“In the slow decline of my physical strength, internally, I am on a pilgrimage to the House (of the Lord),” Joseph Ratzinger wrote in a letter published in the Corriere della Sera daily, which had told him many readers were concerned about his health.
The former pope, who will turn 91 in April, said he was moved that “so many readers want to know how this last period of his life is going.”
“It is a great grace for me to be surrounded, in this last point of a sometimes tiring path, with affection and kindness that I would not have imagined,” Benedict added.
Since his resignation five years ago, the German-born pope has been living in a small monastery in the Vatican, with four nuns and his personal secretary, Georg Gaenswein.

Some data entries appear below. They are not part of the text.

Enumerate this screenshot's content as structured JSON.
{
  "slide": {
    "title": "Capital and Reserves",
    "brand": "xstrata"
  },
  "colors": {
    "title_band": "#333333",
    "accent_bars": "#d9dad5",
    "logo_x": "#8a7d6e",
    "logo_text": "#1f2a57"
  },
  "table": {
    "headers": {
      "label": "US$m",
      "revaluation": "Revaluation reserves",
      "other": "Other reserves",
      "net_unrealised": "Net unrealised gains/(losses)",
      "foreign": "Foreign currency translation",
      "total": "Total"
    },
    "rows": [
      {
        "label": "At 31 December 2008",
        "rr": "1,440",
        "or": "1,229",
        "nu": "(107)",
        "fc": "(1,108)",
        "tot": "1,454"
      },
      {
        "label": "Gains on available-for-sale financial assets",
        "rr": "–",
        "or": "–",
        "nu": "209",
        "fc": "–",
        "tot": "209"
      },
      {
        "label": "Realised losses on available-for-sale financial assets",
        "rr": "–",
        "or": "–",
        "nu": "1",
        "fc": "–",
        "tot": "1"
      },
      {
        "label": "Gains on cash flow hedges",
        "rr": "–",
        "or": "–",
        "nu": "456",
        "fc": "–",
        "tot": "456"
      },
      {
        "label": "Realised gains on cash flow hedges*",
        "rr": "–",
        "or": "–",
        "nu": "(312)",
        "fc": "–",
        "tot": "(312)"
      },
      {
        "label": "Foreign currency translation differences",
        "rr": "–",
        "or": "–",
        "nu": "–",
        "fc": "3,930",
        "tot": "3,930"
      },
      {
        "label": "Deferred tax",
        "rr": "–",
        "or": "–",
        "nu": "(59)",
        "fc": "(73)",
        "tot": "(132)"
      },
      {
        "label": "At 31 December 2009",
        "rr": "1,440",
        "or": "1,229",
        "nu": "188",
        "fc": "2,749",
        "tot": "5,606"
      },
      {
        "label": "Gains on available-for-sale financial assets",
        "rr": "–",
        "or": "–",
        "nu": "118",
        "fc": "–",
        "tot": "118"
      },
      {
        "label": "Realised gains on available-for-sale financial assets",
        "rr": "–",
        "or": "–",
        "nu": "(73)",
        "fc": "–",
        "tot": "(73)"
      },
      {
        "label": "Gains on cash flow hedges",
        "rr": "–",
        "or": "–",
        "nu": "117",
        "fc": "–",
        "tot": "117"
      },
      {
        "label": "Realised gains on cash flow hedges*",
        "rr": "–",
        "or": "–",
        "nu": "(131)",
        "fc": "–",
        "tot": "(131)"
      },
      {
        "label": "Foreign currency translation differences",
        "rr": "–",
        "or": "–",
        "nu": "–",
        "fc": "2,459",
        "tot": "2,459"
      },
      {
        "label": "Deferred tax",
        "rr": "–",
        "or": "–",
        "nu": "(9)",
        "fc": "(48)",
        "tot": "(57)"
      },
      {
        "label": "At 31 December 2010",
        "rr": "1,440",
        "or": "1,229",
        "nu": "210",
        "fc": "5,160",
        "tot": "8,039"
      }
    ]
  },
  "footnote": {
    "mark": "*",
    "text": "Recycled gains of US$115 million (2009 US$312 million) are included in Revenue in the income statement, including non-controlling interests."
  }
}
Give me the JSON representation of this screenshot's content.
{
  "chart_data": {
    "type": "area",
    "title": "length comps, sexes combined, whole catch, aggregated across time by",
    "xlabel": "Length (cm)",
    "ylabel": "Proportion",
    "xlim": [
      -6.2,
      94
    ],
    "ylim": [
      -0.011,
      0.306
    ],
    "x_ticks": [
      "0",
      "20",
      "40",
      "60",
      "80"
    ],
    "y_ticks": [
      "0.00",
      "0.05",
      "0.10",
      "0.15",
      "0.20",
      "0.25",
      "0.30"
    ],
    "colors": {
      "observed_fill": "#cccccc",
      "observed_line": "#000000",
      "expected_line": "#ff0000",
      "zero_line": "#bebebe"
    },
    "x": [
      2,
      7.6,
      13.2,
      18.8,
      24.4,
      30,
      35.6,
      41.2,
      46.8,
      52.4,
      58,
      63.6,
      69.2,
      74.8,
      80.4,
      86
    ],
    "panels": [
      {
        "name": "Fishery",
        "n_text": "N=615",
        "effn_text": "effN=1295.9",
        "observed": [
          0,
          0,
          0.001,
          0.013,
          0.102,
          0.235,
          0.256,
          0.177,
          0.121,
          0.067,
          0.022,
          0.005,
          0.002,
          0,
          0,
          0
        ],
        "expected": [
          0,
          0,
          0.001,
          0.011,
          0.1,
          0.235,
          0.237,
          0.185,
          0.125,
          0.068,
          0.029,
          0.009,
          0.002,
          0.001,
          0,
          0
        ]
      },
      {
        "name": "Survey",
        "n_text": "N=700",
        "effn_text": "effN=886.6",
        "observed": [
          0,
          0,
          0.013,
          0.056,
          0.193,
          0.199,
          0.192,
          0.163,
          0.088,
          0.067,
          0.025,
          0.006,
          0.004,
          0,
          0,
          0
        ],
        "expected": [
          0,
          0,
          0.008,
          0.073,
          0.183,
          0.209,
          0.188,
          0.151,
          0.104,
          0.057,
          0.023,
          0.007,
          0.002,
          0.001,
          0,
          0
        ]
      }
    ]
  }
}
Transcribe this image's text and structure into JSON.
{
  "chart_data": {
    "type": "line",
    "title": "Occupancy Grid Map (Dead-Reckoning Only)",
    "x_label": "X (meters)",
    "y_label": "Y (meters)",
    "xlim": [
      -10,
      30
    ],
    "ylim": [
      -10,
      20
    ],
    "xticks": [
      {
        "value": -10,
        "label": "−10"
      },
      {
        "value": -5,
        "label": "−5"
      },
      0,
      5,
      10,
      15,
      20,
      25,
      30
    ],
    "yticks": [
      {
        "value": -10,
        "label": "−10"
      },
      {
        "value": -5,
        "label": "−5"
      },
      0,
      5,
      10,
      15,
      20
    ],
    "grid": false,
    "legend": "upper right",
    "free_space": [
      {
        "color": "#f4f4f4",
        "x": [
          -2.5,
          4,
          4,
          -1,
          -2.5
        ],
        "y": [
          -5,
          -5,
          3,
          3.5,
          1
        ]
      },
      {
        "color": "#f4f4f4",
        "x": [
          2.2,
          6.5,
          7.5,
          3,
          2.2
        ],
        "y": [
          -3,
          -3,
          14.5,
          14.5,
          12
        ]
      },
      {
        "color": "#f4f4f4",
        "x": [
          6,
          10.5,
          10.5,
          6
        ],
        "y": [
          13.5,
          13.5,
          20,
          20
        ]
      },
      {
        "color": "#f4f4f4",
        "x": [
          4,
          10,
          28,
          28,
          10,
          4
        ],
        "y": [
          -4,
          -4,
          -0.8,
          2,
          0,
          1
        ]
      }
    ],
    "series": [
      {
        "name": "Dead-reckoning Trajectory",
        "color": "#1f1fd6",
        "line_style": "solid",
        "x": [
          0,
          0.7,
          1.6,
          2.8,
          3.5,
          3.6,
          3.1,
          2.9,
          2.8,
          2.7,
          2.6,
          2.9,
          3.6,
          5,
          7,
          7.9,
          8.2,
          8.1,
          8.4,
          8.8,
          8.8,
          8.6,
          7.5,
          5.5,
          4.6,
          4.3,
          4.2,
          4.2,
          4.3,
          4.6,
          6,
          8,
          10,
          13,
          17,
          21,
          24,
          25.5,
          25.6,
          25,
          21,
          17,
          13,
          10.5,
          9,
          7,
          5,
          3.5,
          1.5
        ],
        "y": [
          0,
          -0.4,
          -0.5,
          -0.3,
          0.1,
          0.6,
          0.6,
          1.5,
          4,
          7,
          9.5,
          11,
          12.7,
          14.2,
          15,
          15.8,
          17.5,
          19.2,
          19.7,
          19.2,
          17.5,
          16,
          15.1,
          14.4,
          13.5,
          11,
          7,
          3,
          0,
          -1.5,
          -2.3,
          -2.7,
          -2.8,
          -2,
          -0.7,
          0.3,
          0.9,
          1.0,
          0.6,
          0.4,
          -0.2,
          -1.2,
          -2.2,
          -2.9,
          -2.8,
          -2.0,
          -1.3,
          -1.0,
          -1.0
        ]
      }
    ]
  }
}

Two years ago, Gaenswein reported that Benedict was “going out like a candle, slowly and serenely.
Benedict celebrates Mass every day, prays a lot, receives visitors in small numbers and responds to many letters.
He also listens to television news in the evening and reads several Catholic newspapers as well as theology publications.
A senior member of the Vatican clergy said last year that the pope emeritus “no longer has the control of his hands, he can no longer play the piano, he sees very badly, but he has perfect lucidity, he remembers everything.”
In 2013, Benedict became the first head of the church to resign in seven centuries, amid speculation he was on the verge of a nervous breakdown, unable to cope at the top of an institution beset by scandals.